Our patterns have passed FDA and Prop 65 requirements for the extraction of lead and cadmium.
If you are asking if our product is 100% lead-free the answer is no. Some patterns, that have heavy decorating or hand enameling may use a small amount of lead – far below the FDA standards, and far below the tableware standards as well.
Temper-Ware is a retired line of Lenox ceramic dinnerware with a colored glaze. Alumina was added to the clays to make the china more durable. Temper-Ware is dishwasher-safe and has been safely used in the microwave.
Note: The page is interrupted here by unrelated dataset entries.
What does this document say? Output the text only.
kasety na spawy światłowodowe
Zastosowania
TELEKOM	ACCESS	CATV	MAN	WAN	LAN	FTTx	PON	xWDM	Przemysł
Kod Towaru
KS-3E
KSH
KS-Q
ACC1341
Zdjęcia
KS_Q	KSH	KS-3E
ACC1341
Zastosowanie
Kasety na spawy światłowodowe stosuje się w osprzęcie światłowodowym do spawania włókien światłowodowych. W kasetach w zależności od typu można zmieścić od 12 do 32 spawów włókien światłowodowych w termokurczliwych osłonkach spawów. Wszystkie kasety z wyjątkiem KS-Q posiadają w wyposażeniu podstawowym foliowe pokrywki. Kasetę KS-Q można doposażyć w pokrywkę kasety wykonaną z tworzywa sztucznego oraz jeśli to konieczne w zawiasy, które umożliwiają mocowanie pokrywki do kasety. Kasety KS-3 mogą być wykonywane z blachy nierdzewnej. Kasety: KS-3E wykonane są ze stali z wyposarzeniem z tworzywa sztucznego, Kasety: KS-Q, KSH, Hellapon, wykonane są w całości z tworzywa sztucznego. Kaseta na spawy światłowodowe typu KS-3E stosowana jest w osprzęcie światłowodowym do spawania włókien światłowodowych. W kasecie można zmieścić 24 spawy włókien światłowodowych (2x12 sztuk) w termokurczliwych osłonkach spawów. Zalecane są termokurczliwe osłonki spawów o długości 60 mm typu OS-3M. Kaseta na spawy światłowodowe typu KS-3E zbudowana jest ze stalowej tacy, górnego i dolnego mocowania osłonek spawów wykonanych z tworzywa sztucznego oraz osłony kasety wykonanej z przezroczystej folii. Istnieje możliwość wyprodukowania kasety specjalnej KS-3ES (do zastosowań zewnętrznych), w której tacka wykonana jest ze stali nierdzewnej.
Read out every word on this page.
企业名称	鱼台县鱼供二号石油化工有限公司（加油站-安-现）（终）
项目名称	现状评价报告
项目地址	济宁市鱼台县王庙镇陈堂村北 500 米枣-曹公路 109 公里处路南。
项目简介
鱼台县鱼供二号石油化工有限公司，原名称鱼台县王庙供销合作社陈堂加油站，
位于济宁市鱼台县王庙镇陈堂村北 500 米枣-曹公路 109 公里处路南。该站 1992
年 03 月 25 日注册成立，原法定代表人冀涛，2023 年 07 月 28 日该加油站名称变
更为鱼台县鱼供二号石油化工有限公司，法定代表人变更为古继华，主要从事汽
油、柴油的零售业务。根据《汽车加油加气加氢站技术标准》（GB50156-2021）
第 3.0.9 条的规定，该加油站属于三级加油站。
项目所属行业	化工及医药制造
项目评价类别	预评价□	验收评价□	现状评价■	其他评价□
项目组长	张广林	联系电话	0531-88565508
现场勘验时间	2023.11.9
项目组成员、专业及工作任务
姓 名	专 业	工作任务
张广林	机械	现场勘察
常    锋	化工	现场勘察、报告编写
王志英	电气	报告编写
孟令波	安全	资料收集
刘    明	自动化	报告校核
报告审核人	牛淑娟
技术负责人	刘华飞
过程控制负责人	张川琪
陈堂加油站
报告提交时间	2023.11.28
If we may be of further assistance, please e-mail us at Info@Lenox.com. Additionally, our representatives are available Monday through Friday, 8:30 am – 8:00 pm est, Saturday 8:30 am – 4:30 pm est, at our toll-free number 1-800-223-4311. We appreciate your interest in our company and we hope that you continue to visit our site at http://www.lenox.com.
Lenox Customer Service
Wow! It is so frightening to me that they are attempting to dismiss the fact that the glaze on these dishes is more than 17% Lead. The reason my posts say that this is unsafe for kids is because that is the only relevant standard. They are, in fact, unsafe for all humans – especially at levels that high! Hands full with kids – will respond more later when I have a moment. Thank you for commenting.
Nadine Anderson says
I have the Temper-ware Lenox Blue Breeze from 1980. We have used it off and on for all these years. The back of my plates look alot like the “Fall Bounty” Temper-ware which causes me to think my Blue Breeze must have lead as well. Does it?
I would absolutely expect your dishes would be high Lead – at levels comparable to the item pictured on this post.
Thank you for your quick response, I am so disappointed
YW – and sorry! You may want to read this post too:
Also this might be relevant for context: https://tamararubin.com/2019/12/this-crystal-juice-glass-was-likely-the-source-of-a-boys-mysterious-lead-poisoning-the-glass-is-351400-ppm-lead-90ppm-is-illegal-in-kids-items/
Nadine Anderson says
What about Dell wood by Menagerie dinnerware, do you know if it is lead free?
James Smith says
I inherited a very large set of Lenox Temperware. Fireflower pattern . I am guessing that bright orange and yellow in the pattern is lead heavy . We have been using the dishes on and off ( I inherited 15 different sets of china from various relatives) and I am thinking we need to stop using the lenox temperware immediately!!! My husband is a chemical engineer so hopefully we get alot of the sets tested. Some of from Germany and some are from Poland . Thank you for this article and your research !!!